Je ne suis pas d'accord avec toi, mon guigui. Et sur la question des esclaves de Khéops ou d'autres, et sur celle du bâtiment de Perrault.
Mais je ne suis pas d'accord avec tes contradicteurs non plus. Et c'est à eux que je m'adresse plus qu'à toi.
Pour être plus exact, je ne remets en cause ni la beauté pyramidale, ni les choix de Perrault. En tant que monuments, les deux sont, à mon sens, des éléments structurants de leur environnement et de leur contexte historique et culturel.
Je ne mettrais même pas à verser dans la litanie des critiques des intellectuels - essentiellement parisiens et usagers - de la TGB. La plupart de ces gens ne regardent que leurs pieds, cela les empêche de voir l'horizon. D'autant que l'architecture des bibliothèques est un sujet largement débattu, et que peu de choix architecturaux ne
comportent pas d'inconvénients.
La question, pour moi, est autre.
La BNF est, comme tout bâtiment, une affaire de choix au sein de contraintes, comme tu l'a rappelé.
Et ce qui est en cause n'est pas le produit final de cette équation, mais les contraintes de départ.
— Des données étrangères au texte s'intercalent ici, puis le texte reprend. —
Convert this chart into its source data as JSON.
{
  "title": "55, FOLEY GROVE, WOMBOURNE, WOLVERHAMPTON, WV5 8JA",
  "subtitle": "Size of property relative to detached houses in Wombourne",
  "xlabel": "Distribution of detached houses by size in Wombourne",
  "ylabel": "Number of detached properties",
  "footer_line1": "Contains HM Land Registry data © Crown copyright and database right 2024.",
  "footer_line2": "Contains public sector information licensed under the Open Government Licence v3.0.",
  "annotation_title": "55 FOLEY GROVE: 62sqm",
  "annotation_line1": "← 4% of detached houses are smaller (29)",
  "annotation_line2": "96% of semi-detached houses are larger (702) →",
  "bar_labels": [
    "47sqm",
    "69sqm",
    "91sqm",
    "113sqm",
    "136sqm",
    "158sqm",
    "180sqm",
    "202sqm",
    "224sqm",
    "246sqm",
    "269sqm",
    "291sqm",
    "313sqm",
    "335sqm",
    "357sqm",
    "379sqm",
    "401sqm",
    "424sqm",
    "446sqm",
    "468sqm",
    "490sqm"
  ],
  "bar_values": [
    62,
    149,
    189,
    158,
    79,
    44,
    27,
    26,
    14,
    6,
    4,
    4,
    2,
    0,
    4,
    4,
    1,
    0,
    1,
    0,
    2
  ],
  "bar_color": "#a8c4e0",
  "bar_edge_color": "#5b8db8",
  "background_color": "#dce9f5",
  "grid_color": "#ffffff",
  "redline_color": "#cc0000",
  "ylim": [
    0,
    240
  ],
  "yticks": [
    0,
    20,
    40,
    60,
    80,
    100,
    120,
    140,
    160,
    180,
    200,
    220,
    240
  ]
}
D'où le malentendu profond de la controverse entre les architectes et les "usagers".
La seconde des contraintes aberrantes de ce bâtiment est sa commande. Fallait-il créer un monument pour la BNF ? La question mérite d'être posée lorsque émerge la question de la numérisation des documents, et le cout du monument en question.
Mettre la bibliothèque en bords de seine était un contresens dont l'architecte n'est pas responsable. Il doit faire avec. Des silos enterrés auraient nécessité la mise en œuvre de protections aussi couteuses que leur élévation.
Et le cout de fonctionnement, c'est bien la question que pose Loustic. Et ce n'est pas une question de salon de coiffure.
La BNF nouvelle coute trois fois plus cher que l'ancienne. Passons sur le surcout de l'accueil, nécessaire à la diversification des salles de consultations. Nécessaire en tout cas en fonction de la seconde contrainte, l'aberration monumentale, dont je parlerais plus tard.
Mais le cout de maintenance est exorbitant. Pour parler consommation de fluides, la BNF consomme autant qu'une ville de 30 000 habitants*.
Cette préoccupation doit elle être la préoccupation de l'architecte ?
En règle générale, oui, assurément. Et les bibliothécaires sont d'ailleurs très attentifs à cela. Les bibliothèques (municipales, départementales) sont certainement les bâtiments les plus avancés sur les questions de développement durable, ou de Haute Qualité Environnementale, comme on dit (même si la HQE est souvent une vaste fumisterie, mais c'est un autre débat).
Mais la question n'était pas là pour la BNF. Elle n'était pas dans le cahier des charges, d'ailleurs. On s'en foutait.
Là, sur ce plan de terrain parisien réservé par l'État, devait se dresser un monument à la gloire des lettres et de 'histoire françaises. Et la gloire, c'est l'amour. Quand on aime, on ne compte pas. Qu'aujourd'hui le cout de fonctionnement de la BNF soit équivalent aux couts de fonctionnement de 40% des bibliothèques universitaires n'a pas d'importance... D'ailleurs les bibliothèques universitaires n'ont pas d'importance. On s'en fout.
Et pourtant.
Vallait-il mieux construire un temple pour la BNF, accueillant chercheurs du monde entier, et surtout du tout Paris, ou permettre à l'ensemble des chercheurs français un meilleur accès aux sources grâce à une numérisation et un réseau de partage et d'accueil plus performant ?
La question ne s'est pas posée,
grands travaux oblige.
On a donc construit ce monument. On a dit qu'il devait se faire là, et qu'il devait marquer son temps.
Et c'est une profonde aberration.
Le résultat n'est pas la faute de l'architecte. L'architecte a fait son taf, et plutôt bien, compte tenu de ses contraintes et de ses choix de départ. Et ses choix valent surement moins que d'autre, c'est certain, et d'autant plus facile à dire qu'on ne sait pas ce qu'auraient donné les autres choix.
Bref, le problème n'est pas celui de la réalisation, mais celui de la commande. Et lorsqu'on discute architecture ou urbanisme, il est bon de se poser la question du pourquoi de la commande. Ça évite la facilité de tout foutre sur le dos de l'architecte.
Ça n'exonère pas l'architecture de devoir être une science sociale, hein. Mais elle n'est pas la mère de tous les maux.
Tu vois, finalement, je suis d'accord avec toi.
*
c'est vrai qu'à cette aune-là, la réintroduction des faucons pèlerins à Paris soir redevable de la TGB est assez anecdotique, sur le plan environnemental. Quasiment putassier, même.